五阶偏微分方程的时间多区域时空谱方法
Multi-Domain Space-Time Spectral Method in Time for Solving Fifth-Order Partial Differential Equation

作者: 余荣玉 :上海大学理学院,上海;

关键词: 五阶偏微分方程时空谱方法Legendre-Petrov-Galerkin 方法Legendre-Tau 方法Chebyshev-Gauss-Lobatto 插值Fifth-Order Partial Differential Equation Space-Time Spectral Method Legendre-Petrov-Galerkin Method Legendre-Tau MethodChebyshev-Gauss-Lobatto Interpolation

摘要:
本文针对五阶偏微分方程提出了时间多区域时空谱方法. 该方法在空间方向上采用 Legendre-Petrov-Galerkin 方法, 在时间方向上采用多区域的 Legendre-tau 方法, 即: 把时间区间分成多个区域, 并在每个区域上采用 Legendre-tau 方法. 同时, 本文给出了该方法在线性问题上的误差分析, 选取适当的基函数使得系数矩阵稀疏, 对非线性方程中的非线性项采用在 Chebyshev-Gauss- Lobatto 点上的插值进行计算. 最后通过一些数值算例验证了算法的有效性.

Abstract: In this paper, we propose the multi-domain space-time spectral method in time for the fifth-order partial differential equation.

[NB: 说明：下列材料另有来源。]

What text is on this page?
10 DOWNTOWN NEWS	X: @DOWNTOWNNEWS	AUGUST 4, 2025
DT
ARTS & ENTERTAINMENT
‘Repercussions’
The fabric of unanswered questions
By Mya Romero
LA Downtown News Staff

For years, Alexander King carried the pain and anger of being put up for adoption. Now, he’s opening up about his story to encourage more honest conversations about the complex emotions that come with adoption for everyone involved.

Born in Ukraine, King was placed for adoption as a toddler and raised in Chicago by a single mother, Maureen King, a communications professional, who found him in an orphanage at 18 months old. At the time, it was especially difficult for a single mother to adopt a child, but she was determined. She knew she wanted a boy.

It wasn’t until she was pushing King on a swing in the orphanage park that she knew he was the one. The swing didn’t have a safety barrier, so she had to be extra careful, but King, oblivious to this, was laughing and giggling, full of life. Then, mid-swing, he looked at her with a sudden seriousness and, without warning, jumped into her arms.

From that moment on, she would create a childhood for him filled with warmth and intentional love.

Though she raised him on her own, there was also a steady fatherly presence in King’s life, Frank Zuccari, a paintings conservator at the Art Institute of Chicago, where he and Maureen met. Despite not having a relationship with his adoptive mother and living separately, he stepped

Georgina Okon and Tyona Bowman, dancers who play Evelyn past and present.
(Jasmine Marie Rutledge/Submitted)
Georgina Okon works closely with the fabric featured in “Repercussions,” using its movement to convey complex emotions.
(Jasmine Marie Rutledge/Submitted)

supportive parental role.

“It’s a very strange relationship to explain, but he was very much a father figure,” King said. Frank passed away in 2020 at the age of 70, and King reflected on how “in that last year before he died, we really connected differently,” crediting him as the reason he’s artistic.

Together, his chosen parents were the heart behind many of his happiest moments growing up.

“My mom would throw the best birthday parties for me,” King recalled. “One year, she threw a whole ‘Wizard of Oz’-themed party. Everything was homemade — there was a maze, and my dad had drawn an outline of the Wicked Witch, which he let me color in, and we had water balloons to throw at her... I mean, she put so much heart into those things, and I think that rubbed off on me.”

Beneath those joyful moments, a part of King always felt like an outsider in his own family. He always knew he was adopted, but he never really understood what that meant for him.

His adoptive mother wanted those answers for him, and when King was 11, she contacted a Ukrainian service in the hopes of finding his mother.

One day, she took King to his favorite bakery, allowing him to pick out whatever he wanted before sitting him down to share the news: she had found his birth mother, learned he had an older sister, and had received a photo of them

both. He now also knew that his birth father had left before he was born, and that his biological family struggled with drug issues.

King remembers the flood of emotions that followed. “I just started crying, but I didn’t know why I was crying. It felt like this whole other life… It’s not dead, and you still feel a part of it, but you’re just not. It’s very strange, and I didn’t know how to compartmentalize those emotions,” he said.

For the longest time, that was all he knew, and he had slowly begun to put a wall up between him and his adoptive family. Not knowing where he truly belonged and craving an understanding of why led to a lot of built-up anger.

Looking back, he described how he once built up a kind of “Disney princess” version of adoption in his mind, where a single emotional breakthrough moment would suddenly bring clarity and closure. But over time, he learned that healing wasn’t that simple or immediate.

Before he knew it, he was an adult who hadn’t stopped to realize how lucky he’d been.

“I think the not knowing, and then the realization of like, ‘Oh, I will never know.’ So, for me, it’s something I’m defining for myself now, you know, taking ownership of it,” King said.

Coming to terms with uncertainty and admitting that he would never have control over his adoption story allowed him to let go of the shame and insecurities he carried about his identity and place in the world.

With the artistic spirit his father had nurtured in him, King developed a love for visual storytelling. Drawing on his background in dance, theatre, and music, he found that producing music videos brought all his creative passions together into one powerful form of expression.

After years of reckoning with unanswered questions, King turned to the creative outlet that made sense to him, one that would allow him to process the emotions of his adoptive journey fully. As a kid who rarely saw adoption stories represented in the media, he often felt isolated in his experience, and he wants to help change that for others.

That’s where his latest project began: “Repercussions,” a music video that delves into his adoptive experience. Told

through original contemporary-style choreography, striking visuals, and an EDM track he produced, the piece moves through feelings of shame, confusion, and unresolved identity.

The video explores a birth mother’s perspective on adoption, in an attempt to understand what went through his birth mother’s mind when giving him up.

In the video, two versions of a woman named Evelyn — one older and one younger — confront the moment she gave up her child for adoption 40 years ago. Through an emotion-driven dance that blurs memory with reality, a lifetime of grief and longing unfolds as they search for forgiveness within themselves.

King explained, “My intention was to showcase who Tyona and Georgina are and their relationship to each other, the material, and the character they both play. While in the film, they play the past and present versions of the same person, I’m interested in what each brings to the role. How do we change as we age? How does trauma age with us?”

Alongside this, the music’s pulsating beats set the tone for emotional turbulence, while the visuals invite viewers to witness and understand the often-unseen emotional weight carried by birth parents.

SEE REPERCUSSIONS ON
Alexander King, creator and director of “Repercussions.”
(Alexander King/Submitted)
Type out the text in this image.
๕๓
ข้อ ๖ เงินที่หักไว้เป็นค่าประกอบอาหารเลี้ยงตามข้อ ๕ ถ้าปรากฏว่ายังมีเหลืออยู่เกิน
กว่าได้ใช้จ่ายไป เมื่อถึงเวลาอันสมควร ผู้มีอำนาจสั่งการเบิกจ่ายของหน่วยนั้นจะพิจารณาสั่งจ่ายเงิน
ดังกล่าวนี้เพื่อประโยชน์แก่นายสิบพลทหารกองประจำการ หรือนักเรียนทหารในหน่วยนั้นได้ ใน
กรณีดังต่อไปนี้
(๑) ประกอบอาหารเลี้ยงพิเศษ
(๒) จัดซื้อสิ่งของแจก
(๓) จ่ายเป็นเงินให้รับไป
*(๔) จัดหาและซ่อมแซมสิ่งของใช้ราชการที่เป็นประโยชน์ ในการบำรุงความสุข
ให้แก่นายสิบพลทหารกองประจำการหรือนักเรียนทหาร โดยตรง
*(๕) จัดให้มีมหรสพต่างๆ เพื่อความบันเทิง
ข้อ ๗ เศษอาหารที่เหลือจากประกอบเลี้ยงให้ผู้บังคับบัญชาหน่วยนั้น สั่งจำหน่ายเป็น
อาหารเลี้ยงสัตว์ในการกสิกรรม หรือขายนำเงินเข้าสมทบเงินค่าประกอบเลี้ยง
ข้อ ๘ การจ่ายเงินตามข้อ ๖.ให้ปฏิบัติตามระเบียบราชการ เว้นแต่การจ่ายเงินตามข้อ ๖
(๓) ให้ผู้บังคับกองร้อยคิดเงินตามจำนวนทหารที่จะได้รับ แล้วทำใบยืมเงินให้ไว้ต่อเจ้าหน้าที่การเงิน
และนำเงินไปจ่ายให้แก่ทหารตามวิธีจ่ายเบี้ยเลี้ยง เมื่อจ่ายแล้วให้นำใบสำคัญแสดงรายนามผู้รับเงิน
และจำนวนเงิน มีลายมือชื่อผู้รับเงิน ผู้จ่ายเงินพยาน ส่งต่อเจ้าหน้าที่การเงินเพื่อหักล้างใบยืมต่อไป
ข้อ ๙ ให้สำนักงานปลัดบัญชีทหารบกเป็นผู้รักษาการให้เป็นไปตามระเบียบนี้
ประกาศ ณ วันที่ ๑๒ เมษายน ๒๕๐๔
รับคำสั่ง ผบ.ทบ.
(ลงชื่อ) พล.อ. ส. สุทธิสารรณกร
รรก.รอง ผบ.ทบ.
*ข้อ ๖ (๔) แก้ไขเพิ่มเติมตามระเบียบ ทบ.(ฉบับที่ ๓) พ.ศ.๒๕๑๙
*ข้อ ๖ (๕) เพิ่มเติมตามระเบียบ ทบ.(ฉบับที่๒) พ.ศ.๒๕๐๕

Legendre-Petrov-Galerkin method is applied in space direction, and multi-domain Legendre-tau method is applied in time direction, that is: dividing the time interval into multiple domains and Legendre-tau method is applied in each domain. At the same time, the error analysis of the method on linear problems is given in this paper, and we choose proper basis functions to make the coefficient matrix sparse, the nonlinear term for the nonlinear equation is computed by interpolation through Chebyshev-Gauss-Lobatto points. Finally, some numerical examples are given to verify the effectiveness of the algorithm.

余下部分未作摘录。